Moving on….At my eight week post-partum check, my doctor cleared me to resume my regular activities. I went on a run that afternoon—it was the slowest mile I’ve ever run but I was ELATED to be running again. I made a goal to run a race within a year of giving birth. I almost made it: my first race post-pregnancy was a 12k 15 months after the delivery. The problem with diastasis recti is that, unless you find the correct core exercises that are safe for this condition to literally bring those muscles back together, you will always have what I call the mummy pooch. No amount of any other exercise and no fad diet known to man will get rid of it—trust me, and look at this next picture to see what I mean:
That picture was taken on the afternoon after that 12k race. You can see my pooch is minimal, but I was still breastfeeding at the time and had also trained for that race pushing my son in a jogging stroller while running. I was extremely fit but still had the pooch.
Some women decide to embrace the pooch as a new part of their bodies, kind of a “that’s just how I look now” attitude. I see them when I’m out and about running errands on weekends not even faking or trying to hold it in and I think to myself, wow, I wish I could just not care like that. The thing is, I’m kind of vain. The industry I’m in helps to perpetuate my vain attitude, but it is what it is. I like to wear dresses and dress-up for work. I think that when I have makeup on my face I look finished and polished, and I don’t think a pooch goes with my finished and polished look. I usually don’t wear makeup on weekends but I do like to look what I call Mommy Fresh; I do not wear yoga pants and sweat shirts for errand running. I still like to wear bikinis to the pool and beach (and have, when my pooch is suck-in-able or in its least bloated state) but it’s time for it to go away for good. I want to get my stomach to as flat as it can be without having surgery.
Enter Natalie Hodson’s method for correcting diastasis recti—Abs, Core, and Pelvic Floor.* I stumbled upon it online. The price was right for an instant downloadable copy of her four week plan. I have started and stopped the plan a few times before, usually not making it past week one. Because, life. I think the timing is right for me completing it this time because I’m also training for my first race of this year which takes place next month. Going for a run and then completing these exercises is going well so far. I am also blogging about it this time—knowing I have people following my progress is an excellent motivator!

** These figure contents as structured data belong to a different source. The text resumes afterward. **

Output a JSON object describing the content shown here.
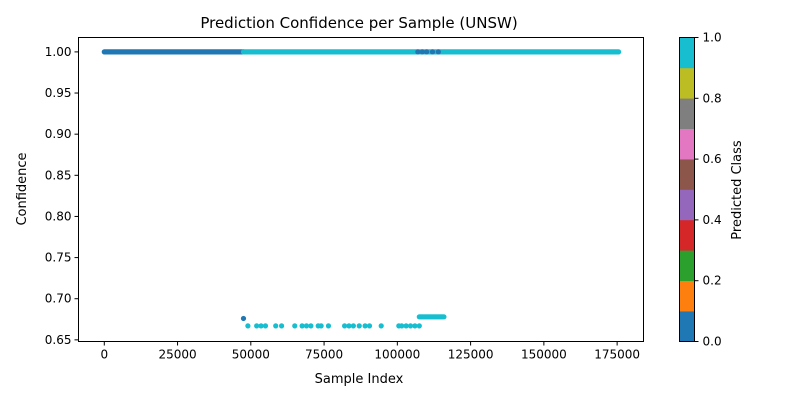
{
  "chart_data": {
    "type": "scatter",
    "title": "Prediction Confidence per Sample (UNSW)",
    "xlabel": "Sample Index",
    "ylabel": "Confidence",
    "xlim": [
      -8800,
      184000
    ],
    "ylim": [
      0.648,
      1.0175
    ],
    "xticks": [
      0,
      25000,
      50000,
      75000,
      100000,
      125000,
      150000,
      175000
    ],
    "xtick_labels": [
      "0",
      "25000",
      "50000",
      "75000",
      "100000",
      "125000",
      "150000",
      "175000"
    ],
    "yticks": [
      0.65,
      0.7,
      0.75,
      0.8,
      0.85,
      0.9,
      0.95,
      1.0
    ],
    "ytick_labels": [
      "0.65",
      "0.70",
      "0.75",
      "0.80",
      "0.85",
      "0.90",
      "0.95",
      "1.00"
    ],
    "grid": false,
    "colorbar": {
      "label": "Predicted Class",
      "colormap": "tab10",
      "range": [
        0.0,
        1.0
      ],
      "ticks": [
        0.0,
        0.2,
        0.4,
        0.6,
        0.8,
        1.0
      ],
      "tick_labels": [
        "0.0",
        "0.2",
        "0.4",
        "0.6",
        "0.8",
        "1.0"
      ],
      "colors": [
        "#1f77b4",
        "#ff7f0e",
        "#2ca02c",
        "#d62728",
        "#9467bd",
        "#8c564b",
        "#e377c2",
        "#7f7f7f",
        "#bcbd22",
        "#17becf"
      ]
    },
    "series": [
      {
        "class": 0,
        "color": "#1f77b4",
        "band": {
          "x_start": 0,
          "x_end": 47500,
          "y": 1.0
        },
        "extra_x_at_1": [
          107000,
          108500,
          110000,
          112000,
          114000
        ],
        "points": [
          [
            47500,
            0.676
          ]
        ]
      },
      {
        "class": 1,
        "color": "#17becf",
        "band": {
          "x_start": 47500,
          "x_end": 175500,
          "y": 1.0
        },
        "high_x_range": [
          107500,
          116000
        ],
        "high_y": 0.678,
        "low_y": 0.667,
        "low_x": [
          49000,
          52000,
          53500,
          55000,
          58500,
          60500,
          65000,
          67500,
          69000,
          70500,
          73000,
          74000,
          76500,
          82000,
          83500,
          85000,
          87000,
          89000,
          90500,
          94500,
          100500,
          101500,
          103000,
          104500,
          106000,
          107500
        ]
      }
    ]
  }
}
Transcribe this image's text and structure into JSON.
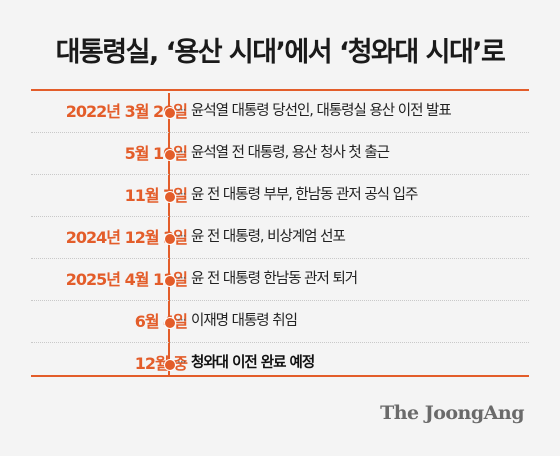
{
  "title": "대통령실, ‘용산 시대’에서 ‘청와대 시대’로",
  "leader": "···",
  "colors": {
    "accent": "#e35d2a",
    "background": "#f4f4f4",
    "text": "#222222"
  },
  "timeline": [
    {
      "date": "2022년 3월 20일",
      "event": "윤석열 대통령 당선인, 대통령실 용산 이전 발표"
    },
    {
      "date": "5월 10일",
      "event": "윤석열 전 대통령, 용산 청사 첫 출근"
    },
    {
      "date": "11월 7일",
      "event": "윤 전 대통령 부부, 한남동 관저 공식 입주"
    },
    {
      "date": "2024년 12월 3일",
      "event": "윤 전 대통령, 비상계엄 선포"
    },
    {
      "date": "2025년 4월 11일",
      "event": "윤 전 대통령 한남동 관저 퇴거"
    },
    {
      "date": "6월 4일",
      "event": "이재명 대통령 취임"
    },
    {
      "date": "12월 중",
      "event": "청와대 이전 완료 예정"
    }
  ],
  "logo": "The JoongAng"
}
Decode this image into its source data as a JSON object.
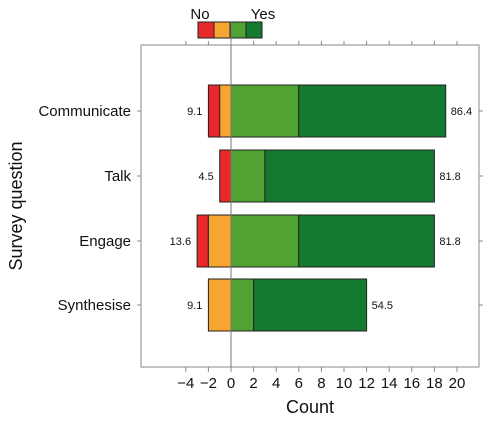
{
  "chart_data": {
    "type": "bar",
    "orientation": "horizontal",
    "stacked": "diverging",
    "xlabel": "Count",
    "ylabel": "Survey question",
    "xlim": [
      -6,
      22
    ],
    "xticks": [
      -4,
      -2,
      0,
      2,
      4,
      6,
      8,
      10,
      12,
      14,
      16,
      18,
      20
    ],
    "xtick_labels": [
      "−4",
      "−2",
      "0",
      "2",
      "4",
      "6",
      "8",
      "10",
      "12",
      "14",
      "16",
      "18",
      "20"
    ],
    "grid": false,
    "legend": {
      "placement": "top-center",
      "left_label": "No",
      "right_label": "Yes"
    },
    "levels": [
      {
        "key": "strong_no",
        "color": "#e8282a"
      },
      {
        "key": "no",
        "color": "#f7a531"
      },
      {
        "key": "yes",
        "color": "#52a233"
      },
      {
        "key": "strong_yes",
        "color": "#147a2f"
      }
    ],
    "categories": [
      "Communicate",
      "Talk",
      "Engage",
      "Synthesise"
    ],
    "rows": [
      {
        "category": "Communicate",
        "strong_no": 1,
        "no": 1,
        "yes": 6,
        "strong_yes": 13,
        "left_label": "9.1",
        "right_label": "86.4"
      },
      {
        "category": "Talk",
        "strong_no": 1,
        "no": 0,
        "yes": 3,
        "strong_yes": 15,
        "left_label": "4.5",
        "right_label": "81.8"
      },
      {
        "category": "Engage",
        "strong_no": 1,
        "no": 2,
        "yes": 6,
        "strong_yes": 12,
        "left_label": "13.6",
        "right_label": "81.8"
      },
      {
        "category": "Synthesise",
        "strong_no": 0,
        "no": 2,
        "yes": 2,
        "strong_yes": 10,
        "left_label": "9.1",
        "right_label": "54.5"
      }
    ]
  }
}
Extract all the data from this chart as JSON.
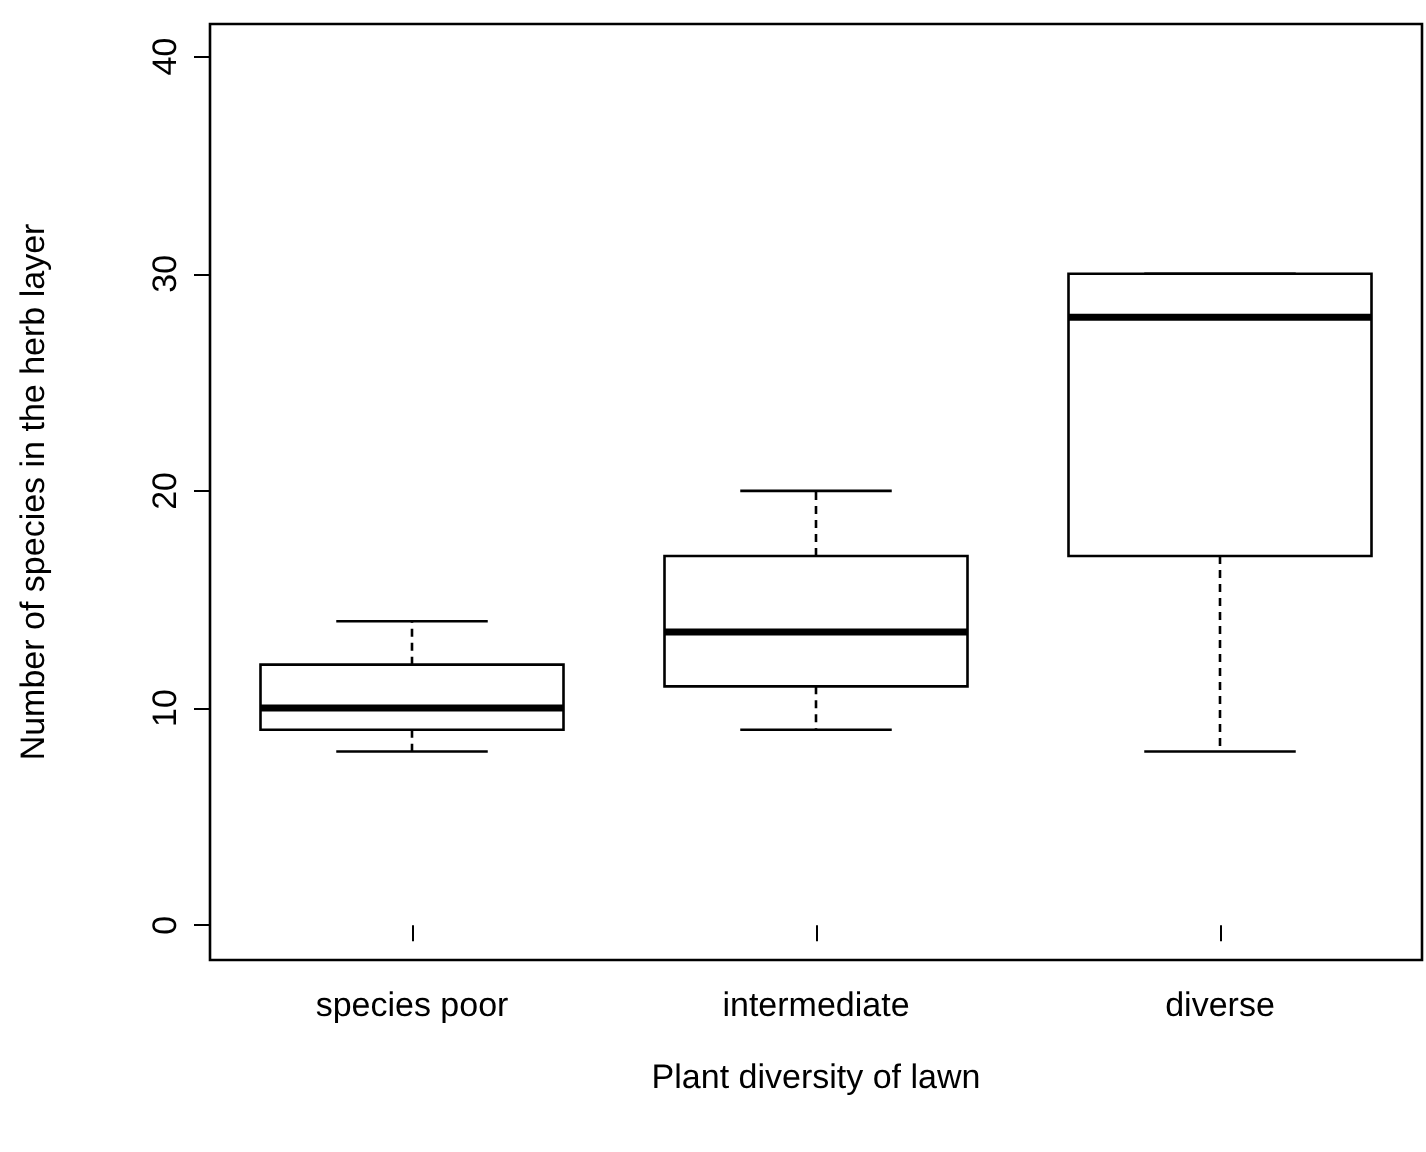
{
  "chart_data": {
    "type": "box",
    "xlabel": "Plant diversity of lawn",
    "ylabel": "Number of species in the herb layer",
    "categories": [
      "species poor",
      "intermediate",
      "diverse"
    ],
    "boxes": [
      {
        "low": 8,
        "q1": 9,
        "median": 10,
        "q3": 12,
        "high": 14
      },
      {
        "low": 9,
        "q1": 11,
        "median": 13.5,
        "q3": 17,
        "high": 20
      },
      {
        "low": 8,
        "q1": 17,
        "median": 28,
        "q3": 30,
        "high": 30
      }
    ],
    "ylim": [
      -1.6,
      41.5
    ],
    "yticks": [
      0,
      10,
      20,
      30,
      40
    ],
    "grid": false
  }
}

Below shows what the pooch looks like now, taken before going on a run:
The exercises are easy to do and can be done anywhere on your own time. As I type this, I’m on day three of week two. I finally made it past week one! Both weeks have consisted of eight specific core-centric exercises. The plan includes some backstory on Natalie’s own journey back to flat, positive affirmations for your mind and body, descriptions with pictures of the exercises, dietary recommendations, and space to write your own personal weekly goals. The plan has you doing the exercises four days a week and going for a ten-minute walk afterward. Since I’m a little more advanced in my post-partum exercise recovery journey, I’ve been doing the exercises six days a week and skipping the ten-minute walk since I’m already running four days a week.
As of today, I’m at 125 pounds and down almost a quarter inch in my waist. I’m eating sensibly as always; trying to limit sweets, fried food, and alcohol to weekends only and making myself stop eating when I feel full. Looking forward to seeing what my progress is when it’s time for my next post.
*At the time this blog is being posted, I am not being paid to mention Natalie Hodson nor her core exercise program. However, I will reach out to her when I’ve completed this series to hopefully tell her how successful her program has been for me and invite her to view my posts about my progress. If she ends up endorsing me in some way, I will update this entry at that time.